Any theory without proof is as good as piece of steak for a man without teeth. So kuleshov created an experiment.
He took a piece of footage of a man looking at the camera and he called it shot A. The he took 3 different pieces of footage and named them X,Y and Z. X was a shot of soup. Y was a shot of a child in a coffin. Z was a shot of a sexy woman.
He creates 3 different sets
Shot A + X
The shot of the face + the shot of soup
Shot A + Y
The shot of the face + the shot of a child in a coffin
Shot A + Z
The shot of the face + the shot of a sexy woman.
Kuleshov then plays these 3 different cuts to to 3 different groups of people. He asked each group to tell him what was the man in the shot thinking.
The first group agreed that the man seemed hungry.
The second group agreed that the man seemed sad.
The third group agreed that the man seemed in love.

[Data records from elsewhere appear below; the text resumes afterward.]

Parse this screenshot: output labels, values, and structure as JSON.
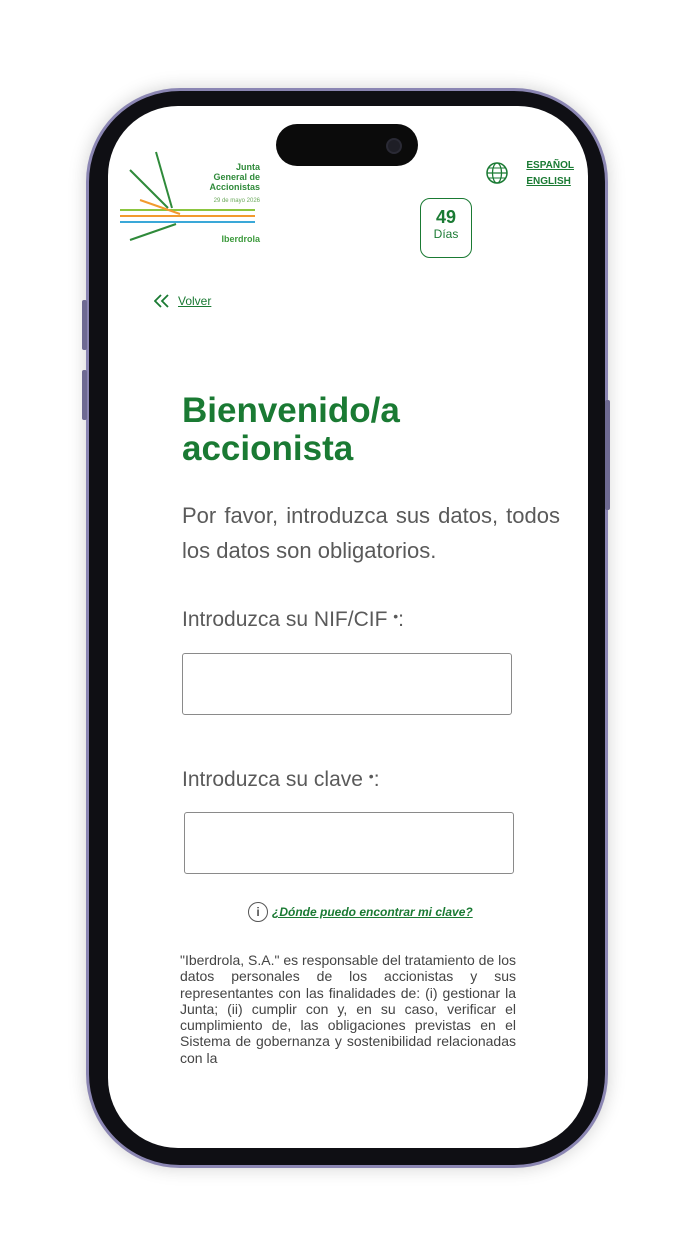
{
  "event": {
    "line1": "Junta",
    "line2": "General de",
    "line3": "Accionistas",
    "date": "29 de mayo 2026",
    "brand": "Iberdrola"
  },
  "languages": [
    "ESPAÑOL",
    "ENGLISH"
  ],
  "countdown": {
    "number": "49",
    "label": "Días"
  },
  "back_label": "Volver",
  "title": "Bienvenido/a accionista",
  "subtitle": "Por favor, introduzca sus datos, todos los datos son obligatorios.",
  "fields": {
    "nif_label": "Introduzca su NIF/CIF",
    "key_label": "Introduzca su clave",
    "required_mark": "•",
    "colon": ":"
  },
  "help_link": "¿Dónde puedo encontrar mi clave?",
  "legal_text": "\"Iberdrola, S.A.\" es responsable del tratamiento de los datos personales de los accionistas y sus representantes con las finalidades de: (i) gestionar la Junta; (ii) cumplir con y, en su caso, verificar el cumplimiento de, las obligaciones previstas en el Sistema de gobernanza y sostenibilidad relacionadas con la",
  "colors": {
    "brand_green": "#1a7a33",
    "text_gray": "#5a5a5a",
    "frame_purple": "#8b86b3"
  }
}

That proved to kuleshov that shots gain meaning beyond their own meaning once merged with other shots.
Hitchcock, years later, adds another dimension to Kuleshov’s theory.

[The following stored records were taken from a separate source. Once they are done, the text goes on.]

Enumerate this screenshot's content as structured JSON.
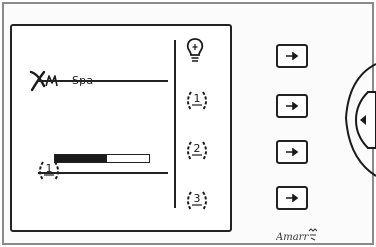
{
  "panel": {
    "brand_mark": "XM",
    "title": "Spa"
  },
  "main_zone": {
    "icon": "zone-1-icon",
    "level_fraction": 0.55
  },
  "right_column": {
    "icons": [
      "light-bulb-icon",
      "zone-1-icon",
      "zone-2-icon",
      "zone-3-icon"
    ]
  },
  "side_buttons": [
    {
      "icon": "arrow-right-icon"
    },
    {
      "icon": "arrow-right-icon"
    },
    {
      "icon": "arrow-right-icon"
    },
    {
      "icon": "arrow-right-icon"
    }
  ],
  "dpad": {
    "icon": "arrow-left-icon"
  },
  "footer": {
    "logo": "Amarr"
  },
  "colors": {
    "ink": "#1a1a1a",
    "background": "#ffffff"
  }
}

Hitchcock explains the power of editing through examining 3 shots instead of 2.
He says that the meaning of 3 shots combined together can be completely altered by replacing the middle shot of an ensemble of 3 shots.
He says:
You have 2 shots of a man
Shot A: a man looking
Shot B: a man smiling
Hitchcock takes the picture of the man looking followed by a shot of a mother playing with her kid then the shot of the same man smiling.
Hitchcock says that the audience will feel that the old man is a nice man, a family man.
Hitchcock then takes the middle shot out and replaces it with a shot of a girl sun bathing in a bikini.
So now, it’s a shot of an old man looking, followed by a shot of a girl in a bikini then a shot of the man smiling.
Hitchcock argues that now the audience will see the character as a dirty old man.
The character and it’s attributes can be change simply by changing the shot that links the character to the action.
It always goes back to the relationship of the action and reaction.
I’m sure by now you are wondering, what is the point of all this and how does it relate to the unsung step of editing.
It is simple. WATCH EVERY MOMENT OF FOOTAGE BEFORE YOU START CUTTING ANYTHING. It is simple. Would you start cooking before you go through your fridge and freezer!?
A lot of people tend to skip this step and they start cutting right away. This issue with that is you are making final decision on what gets to stay and what gets go on the first path of your edit, without knowing what else do you have.
Example 1:
This shot you just threw away, might fit perfectly with a shot that is 1 hour later in the footage.
Example 2:
This shaky shot that you are working hard to fix because you real like, has waisted 10 minutes of your time, yet the cinematographer got the same shot without shaking 5 minutes later in the footage.
We are all very excited to start cutting a project but you HAVE to watch the footage first. All of the footage. You have to know what you are working with. At the end of the day a good edit only happens when you let the footage tell you what the footage want to be.